Suspension des réseaux sociaux : le tribunal de Libreville se déclare incompétent
Saisi en référé par le parti politique Ensemble pour le Gabon (EPG) après la suspension des réseaux sociaux décidée le 17 février 2026 par la Haute Autorité de la Communication (HAC), le Tribunal de première instance de Libreville s’est déclaré incompétent. Dans une ordonnance rendue le 16 mars 2026, le juge des référés a rejeté la demande du parti dirigé par Alain Claude Billie By Nze, relançant le débat sur les voies de recours possibles face à cette décision qui continue de susciter des interrogations sur la liberté d’expression au Gabon.
La bataille judiciaire engagée contre la suspension des réseaux sociaux au Gabon connaît un premier tournant. Dans son ordonnance rendue le 16 mars 2026, le président du Tribunal de première instance de Libreville, Jean Gaël Doumbeneny, statuant en qualité de juge de l’urgence, a estimé que la juridiction judiciaire n’était pas compétente pour connaître de la requête introduite par le parti Ensemble pour le Gabon (EPG).
Le parti EPG dénonçait une atteinte à la liberté d’expression
Dans sa requête, le parti politique dirigé par Alain-Claude Bilie-By-Nze soutenait que cette suspension générale et indéterminée constituait une atteinte grave à une liberté fondamentale, en l’occurrence la liberté d’expression et de communication, protégée par la Constitution et par plusieurs instruments internationaux relatifs aux droits de l’homme.

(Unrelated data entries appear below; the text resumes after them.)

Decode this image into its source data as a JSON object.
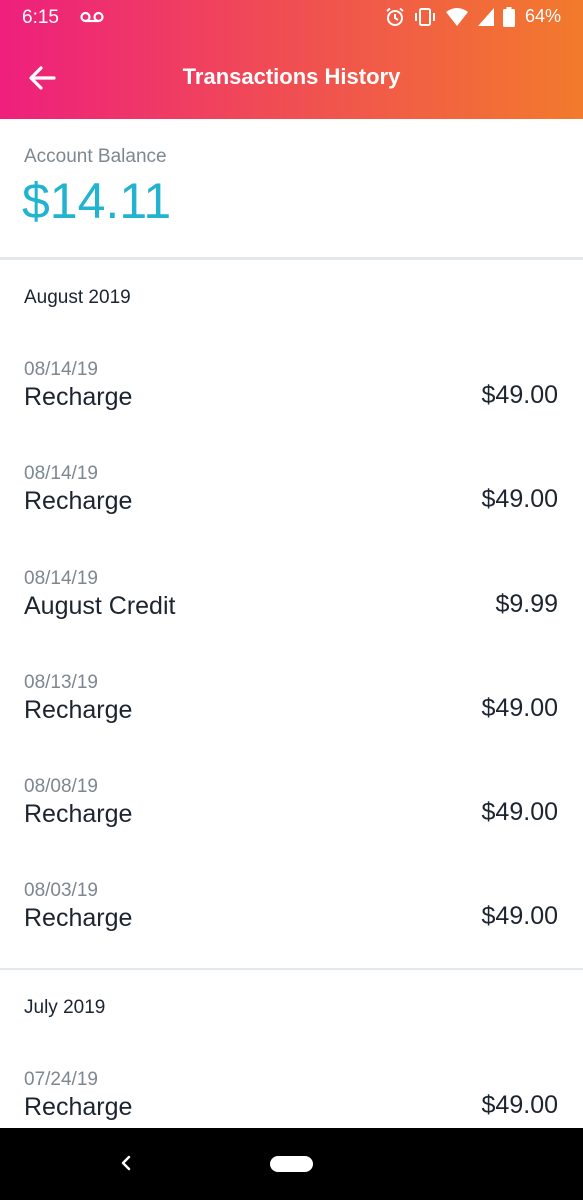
{
  "status": {
    "time": "6:15",
    "battery": "64%"
  },
  "header": {
    "title": "Transactions History",
    "back_icon": "arrow-left-icon"
  },
  "balance": {
    "label": "Account Balance",
    "value": "$14.11"
  },
  "colors": {
    "accent": "#21b3cf",
    "gradient_start": "#ee1f7d",
    "gradient_end": "#f27a2c"
  },
  "sections": [
    {
      "title": "August 2019",
      "transactions": [
        {
          "date": "08/14/19",
          "description": "Recharge",
          "amount": "$49.00"
        },
        {
          "date": "08/14/19",
          "description": "Recharge",
          "amount": "$49.00"
        },
        {
          "date": "08/14/19",
          "description": "August Credit",
          "amount": "$9.99"
        },
        {
          "date": "08/13/19",
          "description": "Recharge",
          "amount": "$49.00"
        },
        {
          "date": "08/08/19",
          "description": "Recharge",
          "amount": "$49.00"
        },
        {
          "date": "08/03/19",
          "description": "Recharge",
          "amount": "$49.00"
        }
      ]
    },
    {
      "title": "July 2019",
      "transactions": [
        {
          "date": "07/24/19",
          "description": "Recharge",
          "amount": "$49.00"
        }
      ]
    }
  ]
}
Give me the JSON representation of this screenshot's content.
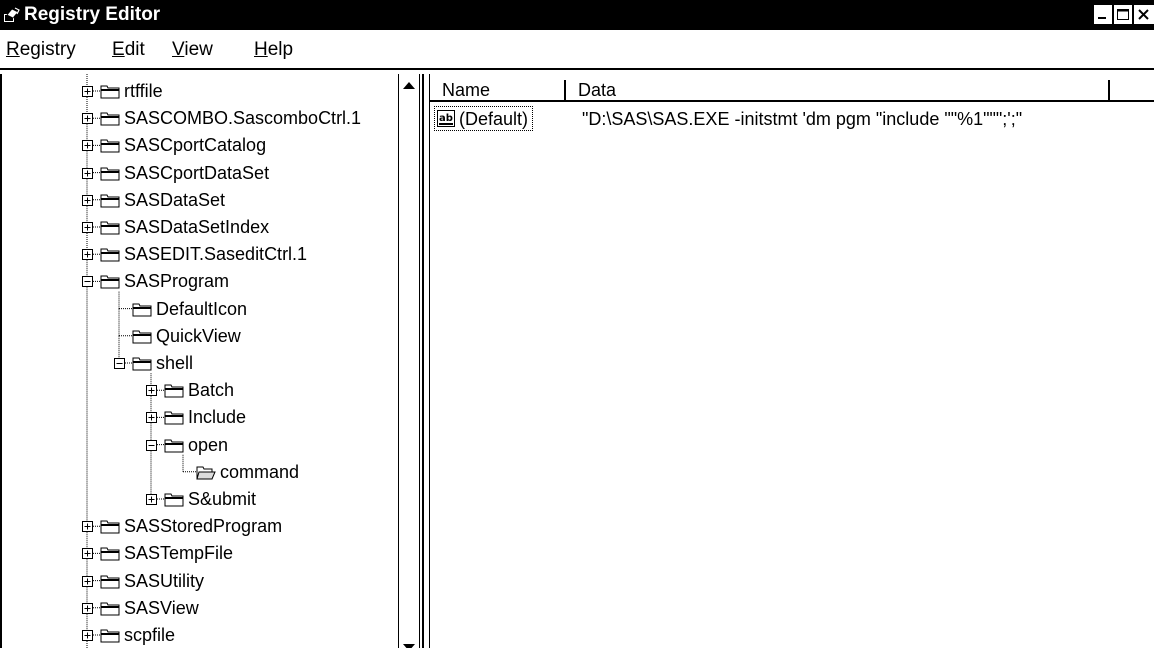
{
  "window": {
    "title": "Registry Editor",
    "icon": "registry-editor-icon"
  },
  "menu": [
    {
      "label": "Registry",
      "mnemonic_index": 0
    },
    {
      "label": "Edit",
      "mnemonic_index": 0
    },
    {
      "label": "View",
      "mnemonic_index": 0
    },
    {
      "label": "Help",
      "mnemonic_index": 0
    }
  ],
  "tree": {
    "items": [
      {
        "label": "rtffile",
        "expander": "plus",
        "open": false
      },
      {
        "label": "SASCOMBO.SascomboCtrl.1",
        "expander": "plus",
        "open": false
      },
      {
        "label": "SASCportCatalog",
        "expander": "plus",
        "open": false
      },
      {
        "label": "SASCportDataSet",
        "expander": "plus",
        "open": false
      },
      {
        "label": "SASDataSet",
        "expander": "plus",
        "open": false
      },
      {
        "label": "SASDataSetIndex",
        "expander": "plus",
        "open": false
      },
      {
        "label": "SASEDIT.SaseditCtrl.1",
        "expander": "plus",
        "open": false
      },
      {
        "label": "SASProgram",
        "expander": "minus",
        "open": false
      },
      {
        "label": "DefaultIcon",
        "expander": "none",
        "open": false
      },
      {
        "label": "QuickView",
        "expander": "none",
        "open": false
      },
      {
        "label": "shell",
        "expander": "minus",
        "open": false
      },
      {
        "label": "Batch",
        "expander": "plus",
        "open": false
      },
      {
        "label": "Include",
        "expander": "plus",
        "open": false
      },
      {
        "label": "open",
        "expander": "minus",
        "open": false
      },
      {
        "label": "command",
        "expander": "none",
        "open": true
      },
      {
        "label": "S&ubmit",
        "expander": "plus",
        "open": false
      },
      {
        "label": "SASStoredProgram",
        "expander": "plus",
        "open": false
      },
      {
        "label": "SASTempFile",
        "expander": "plus",
        "open": false
      },
      {
        "label": "SASUtility",
        "expander": "plus",
        "open": false
      },
      {
        "label": "SASView",
        "expander": "plus",
        "open": false
      },
      {
        "label": "scpfile",
        "expander": "plus",
        "open": false
      }
    ]
  },
  "list": {
    "columns": [
      "Name",
      "Data"
    ],
    "rows": [
      {
        "icon": "string-value-icon",
        "name": "(Default)",
        "data": "\"D:\\SAS\\SAS.EXE -initstmt 'dm pgm \"include \"\"%1\"\"\";';\""
      }
    ]
  }
}
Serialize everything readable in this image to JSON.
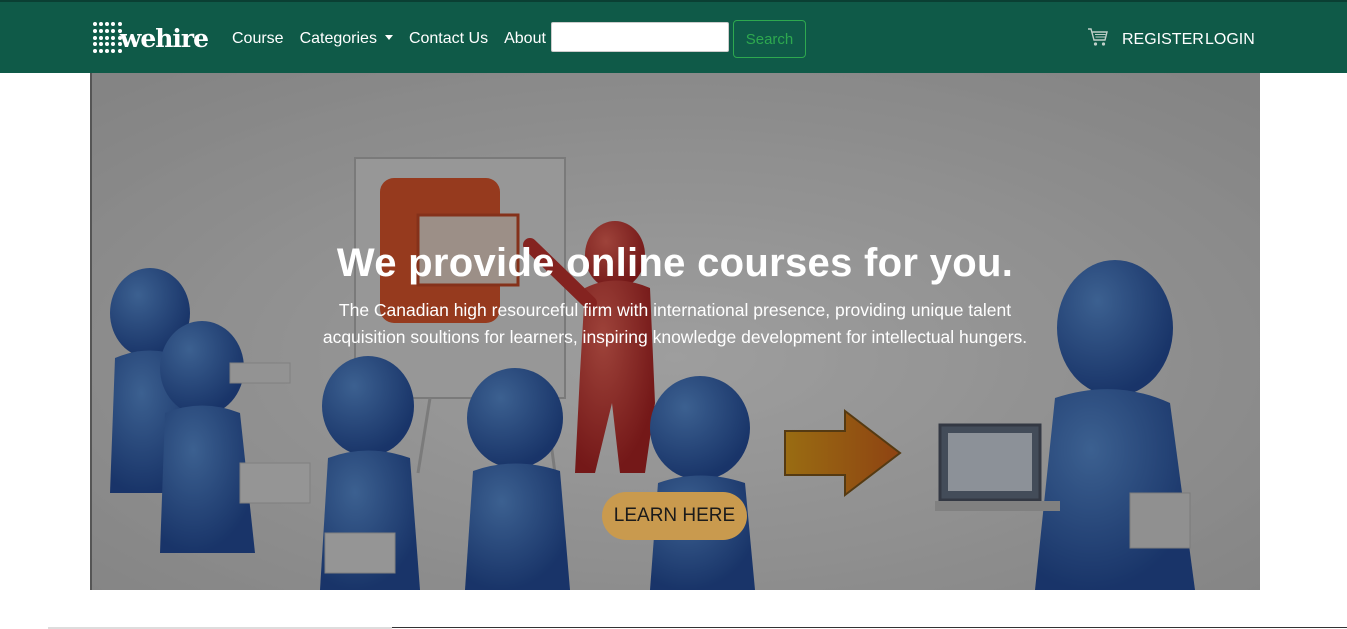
{
  "navbar": {
    "logo_text": "wehire",
    "links": [
      {
        "label": "Course"
      },
      {
        "label": "Categories"
      },
      {
        "label": "Contact Us"
      },
      {
        "label": "About"
      }
    ],
    "search": {
      "value": "",
      "placeholder": ""
    },
    "search_button_label": "Search",
    "cart_icon": "cart-icon",
    "register_label": "REGISTER",
    "login_label": "LOGIN"
  },
  "hero": {
    "title": "We provide online courses for you.",
    "description": "The Canadian high resourceful firm with international presence, providing unique talent acquisition soultions for learners, inspiring knowledge development for intellectual hungers.",
    "button_label": "LEARN HERE"
  },
  "colors": {
    "navbar_bg": "#0f5a48",
    "search_button": "#2ea84f",
    "cta_button": "#c99a4e"
  }
}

Représenté par les avocats Me Gisèle Eyue Bekale, Me Jean-Paul Moubembe et Me Sosthène Sarah Ognyane, le parti arguait notamment que la mesure prise par la HAC reposait sur un simple communiqué, ne présentant ni les formes ni les visas d’une décision administrative formelle.
Selon les requérants, une telle décision, produisant pourtant des effets juridiques immédiats sur l’ensemble de la population, pouvait être assimilée à une voie de fait administrative, justifiant ainsi la compétence du juge judiciaire, considéré traditionnellement comme le protecteur des libertés individuelles.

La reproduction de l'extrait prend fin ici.